A beginning dairy farmer may choose to begin by initially renting land and facilities while building equity in cows. Alternatively, a new dairy farmer may enter into a sharemilking agreement, where he or she operates the farm on behalf of or along with the farm owner for an agreed upon split of income and expense.
Rental or sharemilking agreements can be used to help a beginning dairy farmer build capital while gaining the experience that will one day allow them to have their own dairy farm. There are a number of things that need to be carefully considered when entering into these types of agreements.
Dairy Rental Agreements
The North Central Farm Management Extension Committee reported in their 2014 Farm Building Rental Rate Survey that the average rental rate paid for milking parlor and cow housing was $12.16 per cow per month, with a range of $6.25 to $16.67. The same survey reported the average rental rate for heifer housing to be $0.31 per head per day when no labor or feed were included in the rental agreement and $2.28 per head per day when labor and feed were included in the rental agreement. The survey assumed that building tenants would provide labor and management and pay the cost of utilities and minor upkeep, while owners would generally be responsible for major repairs and insurance coverage.
It is important to remember that the average rental prices above are only averages. Actual rental rates for a particular property will depend on many factors, such as; location, condition of the facilities, and who is responsible for utilities and repairs. To get a better idea of the rental value of a specific dairy, the North Central Regional Cooperative Extension Service publication Rental Agreements for Farm Buildings and Livestock Facilities provides guidelines for establishing a rental rate.
Establishing a Lease
To protect the interests of both the tenant and property owner, lease agreements should clearly define all terms of the agreement. Items that should be clearly spelled out in a lease agreement include:
- Who is responsible for major and minor repairs to the facility?
- Who is responsible for water, electricity, and other utilities?
- Who is responsible for manure disposal?
- Who is responsible for insurance?
- What is the duration of the lease agreement?
It is also advisable for the owner and tenant to walk through the facility together at the start of the lease and document any damage and areas of concern. Maintaining an open dialog between the owner and tenant will go a long way in maintaining good relations between the parties involved.

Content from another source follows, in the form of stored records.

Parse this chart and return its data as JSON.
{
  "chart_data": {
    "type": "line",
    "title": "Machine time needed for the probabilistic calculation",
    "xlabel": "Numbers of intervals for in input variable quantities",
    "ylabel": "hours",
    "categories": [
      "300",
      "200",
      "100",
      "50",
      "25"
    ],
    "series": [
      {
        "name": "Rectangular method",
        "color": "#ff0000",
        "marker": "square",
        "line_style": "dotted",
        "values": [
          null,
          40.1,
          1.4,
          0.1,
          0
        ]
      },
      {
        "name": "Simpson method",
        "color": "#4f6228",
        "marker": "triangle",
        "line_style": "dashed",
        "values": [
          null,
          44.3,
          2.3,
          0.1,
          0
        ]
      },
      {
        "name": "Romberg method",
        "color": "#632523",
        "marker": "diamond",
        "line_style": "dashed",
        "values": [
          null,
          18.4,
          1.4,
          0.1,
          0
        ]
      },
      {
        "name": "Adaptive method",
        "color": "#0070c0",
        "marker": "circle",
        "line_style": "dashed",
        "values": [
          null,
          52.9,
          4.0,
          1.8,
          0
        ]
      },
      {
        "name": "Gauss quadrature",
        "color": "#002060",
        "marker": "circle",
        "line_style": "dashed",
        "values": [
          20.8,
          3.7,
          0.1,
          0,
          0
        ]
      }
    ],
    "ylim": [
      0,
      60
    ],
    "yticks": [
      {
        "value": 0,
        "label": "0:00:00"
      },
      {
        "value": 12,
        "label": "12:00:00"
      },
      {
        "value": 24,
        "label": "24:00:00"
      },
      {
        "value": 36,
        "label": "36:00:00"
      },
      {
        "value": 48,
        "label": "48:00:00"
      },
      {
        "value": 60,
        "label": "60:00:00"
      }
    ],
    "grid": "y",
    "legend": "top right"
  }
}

In some countries, sharemilking agreements have become a major pathway for young people with limited capital and sometimes limited experience to enter into the dairy industry. In a sharemilking agreement, the sharemilker may initially provide the cows, while the farm owner provides the facilities, equipment, and land. Sharemilking differs from renting in that both parties (the farm owner and sharemilker) remain active in the day to day management and operation of the farm, with the sharemilker taking on more responsibility as he or she builds equity and experience.
Before entering into a formal sharemilking agreement, it is advisable for the future sharemilker to start out as an employee of the dairy. This allows both the farm owner and future sharemilker the opportunity to learn how they work together. If personality conflicts exist between the parties it is better to find out before farm finances become too interconnected.
Similar to a rental agreement a sharemilking agreement should be well defined at the beginning of the partnership. Things that need to be considered include:
- Clearly define what each party brings to the agreement.
- When will the agreement begin and end.
- How will assets be divided at the end of the agreement or if the agreement needs to be ended prematurely?
- How will expenses and income be divided?
- How will the sharemilker increase equity and ownership in the dairy?